Ok, no posts since last year, better get back to it. I have a good excuse though - I've been gallivanting around Japan for the last 4 or so weeks. Mostly in the awesome Okinawa prefecture (as seen in the hit movie "The Karate Kid - Part II").
Okinawa is home to some pretty impressive stuff... Awamori, Goya, and all myriad of Spam-type ham-based products. Here's some other groovy stuff I found around:
Shinto, and the AFL
Shinto is the native religion of Japan. According to Wikipedia, "There is no consensus as to where Shinto first developed. Some of them claim that it has always existed in Japan, back into the mists of the Jomon age (10000 BC). Others maintain that it came about in the Yayoi period (300 BC) as a cultural product of immigrants from China and the Korean Peninsula".
During my travels I found irrefutable evidence that Shinto actually derived from the ancient Australian Football League (1990 AD) that evolved over tens of years from the mystical Victorian Football League (1896 AD).
Irrefutable.
Web 2.0, and hippie music posters
After all that ancient history I figured it was time to hunt down some state-of-the-art technology that Japan is famous for. I didn't have to look far. Wandering into a local bar I noticed a prototype Web 2.0 Tag Cloud hanging on the wall. Upon closer inspection I observed that the cutting-edge navigational tool was printed in 1982! Talk about ahead of the game!
Although my Japanese language skills are quite rudimentary, I attempted to talk some shop to the Okinawan barkeep. I'm pretty sure he was trying to tell me that the next big thing in Interweb Technology will be those posters that are like, a picture of an actor, but made up of lots of tiny pictures from a movie that actor was in - but realised as an Ontological Web Enabling Device. You heard it here first.
Japan, and 2D barcodes
This is just straight-out nerdy goodness: 2D barcodes are EVERYWHERE in Japan. Really everywhere - plane tickets, magazines, billboards, bus seats, flags in the sky, - everywhere!
2D barcodes are like regular old barcodes, except they have an extra dimension - And can store heaps more information than its dimensionally-challenged cousin.
The barcodes on tickets and stuff are used like 1D barcodes - to automate repetitive processes or what-not. So that's not very interesting.
However, the cool thing is that every phone in Japan has a camera in it. And every phone in Japan has barcode reading software in it! You just point your phone at the square-code and the software reads in the info.

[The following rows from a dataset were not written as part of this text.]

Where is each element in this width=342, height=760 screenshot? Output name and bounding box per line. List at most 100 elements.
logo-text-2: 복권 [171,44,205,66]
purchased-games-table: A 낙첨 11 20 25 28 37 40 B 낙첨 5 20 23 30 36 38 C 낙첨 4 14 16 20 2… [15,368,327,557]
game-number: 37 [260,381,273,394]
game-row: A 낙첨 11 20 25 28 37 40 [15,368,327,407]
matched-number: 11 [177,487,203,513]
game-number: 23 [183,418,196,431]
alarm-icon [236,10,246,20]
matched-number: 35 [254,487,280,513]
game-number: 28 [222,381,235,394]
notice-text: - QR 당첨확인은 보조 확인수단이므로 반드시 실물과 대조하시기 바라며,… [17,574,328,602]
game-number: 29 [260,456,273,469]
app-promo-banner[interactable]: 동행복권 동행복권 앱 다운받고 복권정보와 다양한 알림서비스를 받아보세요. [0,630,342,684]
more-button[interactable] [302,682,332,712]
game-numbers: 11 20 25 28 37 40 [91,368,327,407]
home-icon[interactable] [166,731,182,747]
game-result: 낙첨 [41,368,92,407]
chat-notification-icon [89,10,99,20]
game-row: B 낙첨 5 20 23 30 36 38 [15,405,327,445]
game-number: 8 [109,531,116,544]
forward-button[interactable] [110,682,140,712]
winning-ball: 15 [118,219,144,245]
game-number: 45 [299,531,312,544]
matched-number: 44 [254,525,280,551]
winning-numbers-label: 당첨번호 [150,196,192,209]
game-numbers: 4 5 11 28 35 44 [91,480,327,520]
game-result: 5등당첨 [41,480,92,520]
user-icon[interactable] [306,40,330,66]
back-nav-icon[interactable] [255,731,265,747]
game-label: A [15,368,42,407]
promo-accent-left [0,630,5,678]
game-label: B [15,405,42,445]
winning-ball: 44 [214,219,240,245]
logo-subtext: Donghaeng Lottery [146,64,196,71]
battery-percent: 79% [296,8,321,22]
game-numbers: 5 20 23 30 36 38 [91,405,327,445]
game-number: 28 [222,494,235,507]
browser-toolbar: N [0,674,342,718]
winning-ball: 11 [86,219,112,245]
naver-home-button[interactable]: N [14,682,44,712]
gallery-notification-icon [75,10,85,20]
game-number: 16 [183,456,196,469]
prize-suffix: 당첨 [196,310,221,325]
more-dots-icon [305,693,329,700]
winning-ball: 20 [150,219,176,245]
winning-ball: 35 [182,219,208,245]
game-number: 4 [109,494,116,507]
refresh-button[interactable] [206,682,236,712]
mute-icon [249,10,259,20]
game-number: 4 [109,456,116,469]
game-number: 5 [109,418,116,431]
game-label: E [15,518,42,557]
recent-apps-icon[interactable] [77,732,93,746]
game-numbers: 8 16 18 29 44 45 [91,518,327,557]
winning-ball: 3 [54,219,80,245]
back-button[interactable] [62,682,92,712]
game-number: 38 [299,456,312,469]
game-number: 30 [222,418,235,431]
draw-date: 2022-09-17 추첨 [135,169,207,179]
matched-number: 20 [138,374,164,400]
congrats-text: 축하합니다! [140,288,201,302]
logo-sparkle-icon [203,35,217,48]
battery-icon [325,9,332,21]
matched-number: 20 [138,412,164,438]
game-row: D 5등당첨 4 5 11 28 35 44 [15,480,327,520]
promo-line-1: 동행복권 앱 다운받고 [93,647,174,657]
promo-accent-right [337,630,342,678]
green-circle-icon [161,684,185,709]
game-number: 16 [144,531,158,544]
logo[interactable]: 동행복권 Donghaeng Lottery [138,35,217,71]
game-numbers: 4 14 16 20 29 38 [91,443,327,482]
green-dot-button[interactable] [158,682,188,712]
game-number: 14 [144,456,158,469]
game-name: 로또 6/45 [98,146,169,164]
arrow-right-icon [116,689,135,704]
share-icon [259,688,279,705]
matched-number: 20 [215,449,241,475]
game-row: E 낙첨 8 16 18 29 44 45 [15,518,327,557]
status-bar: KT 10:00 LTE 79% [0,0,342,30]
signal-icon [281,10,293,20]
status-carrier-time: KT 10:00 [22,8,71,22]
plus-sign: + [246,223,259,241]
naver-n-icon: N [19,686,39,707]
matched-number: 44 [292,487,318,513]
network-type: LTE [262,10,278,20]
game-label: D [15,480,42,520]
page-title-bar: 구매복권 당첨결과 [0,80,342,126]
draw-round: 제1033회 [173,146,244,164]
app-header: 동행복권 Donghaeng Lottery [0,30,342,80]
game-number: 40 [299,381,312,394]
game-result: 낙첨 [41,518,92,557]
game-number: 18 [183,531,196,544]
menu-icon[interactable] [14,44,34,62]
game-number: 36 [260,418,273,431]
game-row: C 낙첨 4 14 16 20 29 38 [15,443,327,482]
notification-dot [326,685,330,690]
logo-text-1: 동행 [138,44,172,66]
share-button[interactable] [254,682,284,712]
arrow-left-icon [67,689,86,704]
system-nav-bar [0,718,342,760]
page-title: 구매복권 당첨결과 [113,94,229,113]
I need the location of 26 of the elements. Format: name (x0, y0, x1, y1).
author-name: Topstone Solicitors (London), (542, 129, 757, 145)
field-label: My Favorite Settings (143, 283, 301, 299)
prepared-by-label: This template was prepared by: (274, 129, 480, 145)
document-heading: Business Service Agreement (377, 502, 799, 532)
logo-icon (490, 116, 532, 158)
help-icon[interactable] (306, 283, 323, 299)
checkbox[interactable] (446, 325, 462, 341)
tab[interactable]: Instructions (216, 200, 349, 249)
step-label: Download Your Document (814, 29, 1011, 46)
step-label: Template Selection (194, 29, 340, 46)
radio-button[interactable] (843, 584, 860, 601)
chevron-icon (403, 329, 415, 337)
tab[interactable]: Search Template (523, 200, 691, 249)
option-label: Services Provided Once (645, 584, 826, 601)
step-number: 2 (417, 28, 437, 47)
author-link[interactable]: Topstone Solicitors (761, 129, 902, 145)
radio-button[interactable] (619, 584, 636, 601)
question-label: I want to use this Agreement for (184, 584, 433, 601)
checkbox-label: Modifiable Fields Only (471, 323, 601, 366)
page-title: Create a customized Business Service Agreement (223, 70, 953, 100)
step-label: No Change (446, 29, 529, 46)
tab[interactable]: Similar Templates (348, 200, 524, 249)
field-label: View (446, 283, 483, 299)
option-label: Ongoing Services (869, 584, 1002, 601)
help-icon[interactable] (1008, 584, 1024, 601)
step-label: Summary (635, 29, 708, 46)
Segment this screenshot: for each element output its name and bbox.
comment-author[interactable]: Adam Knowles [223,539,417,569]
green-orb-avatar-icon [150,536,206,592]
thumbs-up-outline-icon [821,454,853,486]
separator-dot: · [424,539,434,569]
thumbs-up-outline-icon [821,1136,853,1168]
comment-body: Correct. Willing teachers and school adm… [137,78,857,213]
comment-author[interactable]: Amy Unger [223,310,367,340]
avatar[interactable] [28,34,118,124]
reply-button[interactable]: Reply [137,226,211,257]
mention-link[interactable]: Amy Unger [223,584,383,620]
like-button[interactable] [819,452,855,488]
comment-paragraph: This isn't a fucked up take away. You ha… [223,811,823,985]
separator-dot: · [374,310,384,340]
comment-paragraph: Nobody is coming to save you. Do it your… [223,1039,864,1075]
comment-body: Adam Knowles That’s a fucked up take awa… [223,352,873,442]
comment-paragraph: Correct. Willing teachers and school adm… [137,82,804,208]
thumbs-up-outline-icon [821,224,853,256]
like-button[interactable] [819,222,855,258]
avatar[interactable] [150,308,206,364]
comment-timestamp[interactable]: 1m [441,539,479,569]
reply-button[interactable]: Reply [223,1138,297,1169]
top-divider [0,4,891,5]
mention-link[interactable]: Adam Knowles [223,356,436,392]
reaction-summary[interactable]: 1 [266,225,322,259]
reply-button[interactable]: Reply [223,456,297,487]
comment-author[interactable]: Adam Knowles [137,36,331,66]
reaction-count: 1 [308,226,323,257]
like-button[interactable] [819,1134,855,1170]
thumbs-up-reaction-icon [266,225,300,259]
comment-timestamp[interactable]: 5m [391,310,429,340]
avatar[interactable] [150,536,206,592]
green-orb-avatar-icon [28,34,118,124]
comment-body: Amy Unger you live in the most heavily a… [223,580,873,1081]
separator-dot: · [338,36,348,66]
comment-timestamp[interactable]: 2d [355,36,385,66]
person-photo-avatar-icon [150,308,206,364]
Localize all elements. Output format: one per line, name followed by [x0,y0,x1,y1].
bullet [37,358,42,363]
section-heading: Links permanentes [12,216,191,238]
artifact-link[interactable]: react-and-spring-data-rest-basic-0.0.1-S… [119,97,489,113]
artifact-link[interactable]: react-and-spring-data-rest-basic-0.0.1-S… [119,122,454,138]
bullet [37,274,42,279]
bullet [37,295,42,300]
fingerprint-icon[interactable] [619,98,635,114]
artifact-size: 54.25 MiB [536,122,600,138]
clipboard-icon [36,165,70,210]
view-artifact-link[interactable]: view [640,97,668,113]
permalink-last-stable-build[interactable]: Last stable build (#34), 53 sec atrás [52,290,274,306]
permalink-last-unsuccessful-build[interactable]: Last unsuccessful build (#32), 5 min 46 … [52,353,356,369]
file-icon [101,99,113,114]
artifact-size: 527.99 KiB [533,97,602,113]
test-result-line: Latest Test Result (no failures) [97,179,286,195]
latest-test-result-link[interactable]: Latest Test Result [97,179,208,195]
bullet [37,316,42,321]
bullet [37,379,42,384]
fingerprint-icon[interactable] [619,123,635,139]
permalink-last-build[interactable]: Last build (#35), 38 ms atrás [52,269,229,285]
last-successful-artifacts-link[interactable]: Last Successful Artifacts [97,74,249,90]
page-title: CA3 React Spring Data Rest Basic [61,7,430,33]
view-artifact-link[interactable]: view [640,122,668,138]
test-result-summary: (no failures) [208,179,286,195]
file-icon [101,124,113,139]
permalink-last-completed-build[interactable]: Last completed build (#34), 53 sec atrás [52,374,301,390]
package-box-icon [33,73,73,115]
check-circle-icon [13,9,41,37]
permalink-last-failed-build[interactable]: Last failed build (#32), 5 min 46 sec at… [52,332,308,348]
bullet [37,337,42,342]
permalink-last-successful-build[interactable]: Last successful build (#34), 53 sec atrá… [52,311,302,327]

It's usually a URL to a companies website - which is not as useless as it sounds, as in Japan people are quite happy to do some web-surfing on their phone. And it's not just the big-guys that have them either - funky lil' shops whose sites you'd want to visit have them too.
Some of the square-codes contained other information too - like the shop address, or specials etc (Oh! I just noticed that customs had stuck one in my passport when I arrived in Japan too!). The possibilities are end-full! But damn cool.
Geez... I don't want to blow your mind too much, so I'd better let all that information sink in and continue the "Cool shit from Japan" posts in the not-to-distant future.
Ja mata ne!
4 Comments
He he… irrefutable indeed. Good to have you back in the land of milk and beer. That reminds me of a Scatterbrain song.
mmm interesting. but you forgot about chocolate-coated crisps. Now that’s the future.
I can just see you running up to the Shinto gate and kickin’ the Sherrin through the posts but only to have amy-san just tap it for a behind.
Welcome back to intarwebs.
oooo~! Now everyone finally knows what those things are~!!!